Emsatunews.co.id, Semarang – Gubernur Jawa Tengah, Ahmad Luthfi, menegaskan bahwa kunci keberhasilan pembangunan di wilayahnya bukan terletak pada peran individu, melainkan pada kekuatan kolaborasi atau “supertim”. Hal tersebut disampaikannya dalam agenda silaturahmi dan buka puasa bersama relawan di Gedung Gradhika Bakti Praja, Semarang, Sabtu (14/3/2026) malam.

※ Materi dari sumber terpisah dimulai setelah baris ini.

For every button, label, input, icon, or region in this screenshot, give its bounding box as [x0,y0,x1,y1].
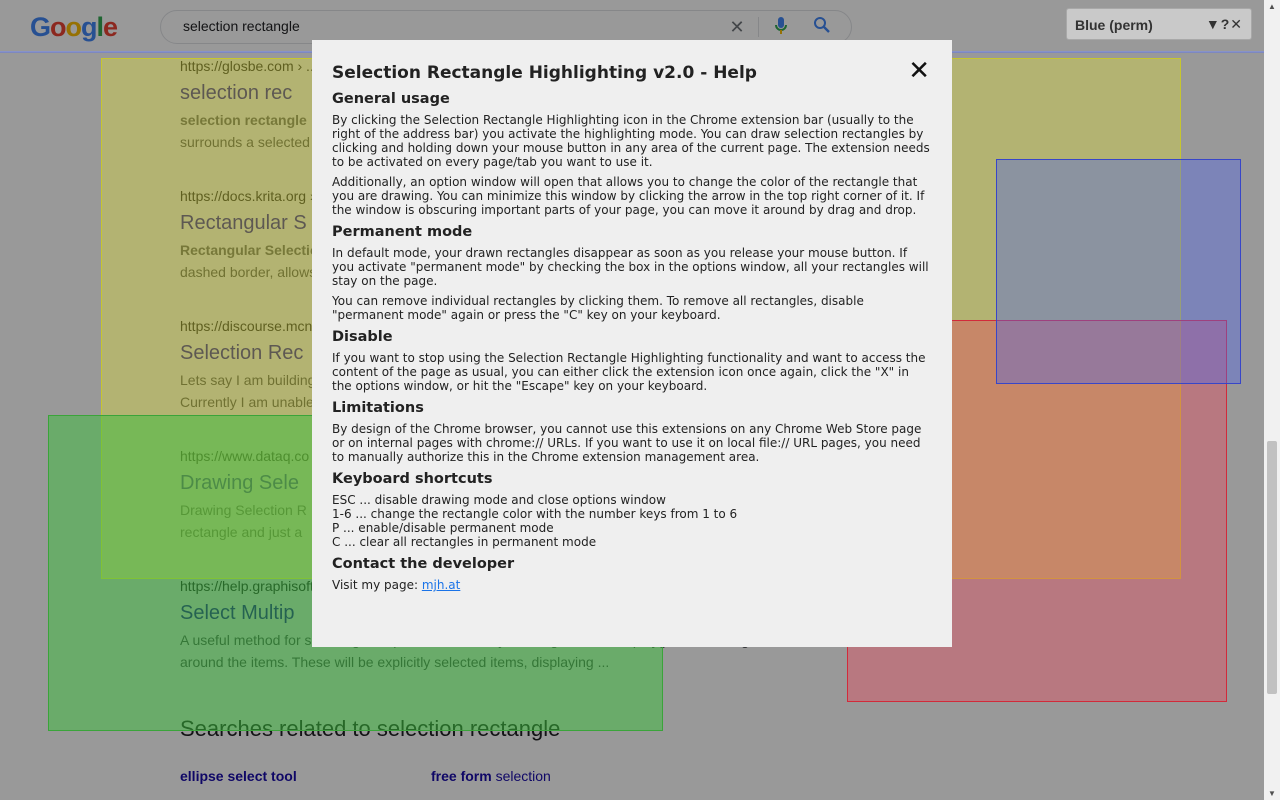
section-heading-disable: Disable [332,329,393,345]
permanent-paragraph-2: You can remove individual rectangles by … [332,294,864,322]
extension-options-window[interactable]: Blue (perm) ▼?✕ [1066,8,1252,40]
selection-rectangle-blue[interactable] [996,159,1241,384]
section-heading-shortcuts: Keyboard shortcuts [332,471,493,487]
shortcut-line: P ... enable/disable permanent mode [332,521,554,535]
help-title: Selection Rectangle Highlighting v2.0 - … [332,63,757,83]
general-paragraph-2: Additionally, an option window will open… [332,175,925,217]
disable-paragraph: If you want to stop using the Selection … [332,351,926,393]
contact-prefix: Visit my page: [332,578,422,592]
section-heading-limitations: Limitations [332,400,424,416]
dialog-close-icon[interactable]: ✕ [908,56,930,86]
general-paragraph-1: By clicking the Selection Rectangle High… [332,113,930,169]
section-heading-contact: Contact the developer [332,556,515,572]
help-icon[interactable]: ? [1221,16,1231,32]
limitations-paragraph: By design of the Chrome browser, you can… [332,422,922,464]
options-controls: ▼?✕ [1206,16,1243,33]
help-dialog: ✕ Selection Rectangle Highlighting v2.0 … [312,40,952,647]
contact-line: Visit my page: mjh.at [332,578,932,592]
minimize-arrow-icon[interactable]: ▼ [1206,16,1221,32]
shortcut-line: ESC ... disable drawing mode and close o… [332,493,666,507]
shortcut-line: 1-6 ... change the rectangle color with … [332,507,738,521]
section-heading-permanent: Permanent mode [332,224,473,240]
color-mode-label: Blue (perm) [1075,17,1153,33]
shortcut-line: C ... clear all rectangles in permanent … [332,535,597,549]
permanent-paragraph-1: In default mode, your drawn rectangles d… [332,246,929,288]
close-icon[interactable]: ✕ [1230,16,1243,32]
developer-link[interactable]: mjh.at [422,578,461,592]
scroll-down-arrow-icon[interactable]: ▼ [1268,789,1276,798]
scroll-up-arrow-icon[interactable]: ▲ [1268,2,1276,11]
page-scrollbar[interactable]: ▲ ▼ [1264,0,1280,800]
scroll-thumb[interactable] [1267,441,1277,694]
section-heading-general: General usage [332,91,450,107]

Dalam arahannya, Luthfi menyebutkan bahwa mengelola provinsi dengan populasi mencapai 38,56 juta jiwa serta 7.809 desa bukanlah perkara mudah. Oleh karena itu, sinergi antara pemerintah pusat, daerah, hingga tingkat desa menjadi harga mati.”Kami bukan superman yang bisa melakukan segalanya sendirian. Kita adalah supertim. Membangun Jawa Tengah tidak boleh parsial, apalagi merasa paling benar sendiri (menange dewe). Semua elemen masyarakat harus bahu-membahu,” ujar Ahmad Luthfi di hadapan para relawan.
Menjaga Keamanan demi Investasi
Gubernur menekankan bahwa kemajuan ekonomi dan masuknya investasi sangat bergantung pada jaminan keamanan serta ketertiban wilayah. Ia meminta para pemimpin daerah untuk berperan aktif sebagai manajer pemasaran yang mampu menonjolkan potensi daerahnya masing-masing.
Namun, ia mengingatkan bahwa fondasi utama dari semua itu adalah etika dan tata krama khas masyarakat Jawa Tengah.”Napas kita adalah gotong royong. Jangan ada rasa iri, dengki, atau ucapan yang tidak etis. Kita punya adab adigang adigung adiguna serta prinsip tata tentrem raharja yang harus dijaga,” tegasnya.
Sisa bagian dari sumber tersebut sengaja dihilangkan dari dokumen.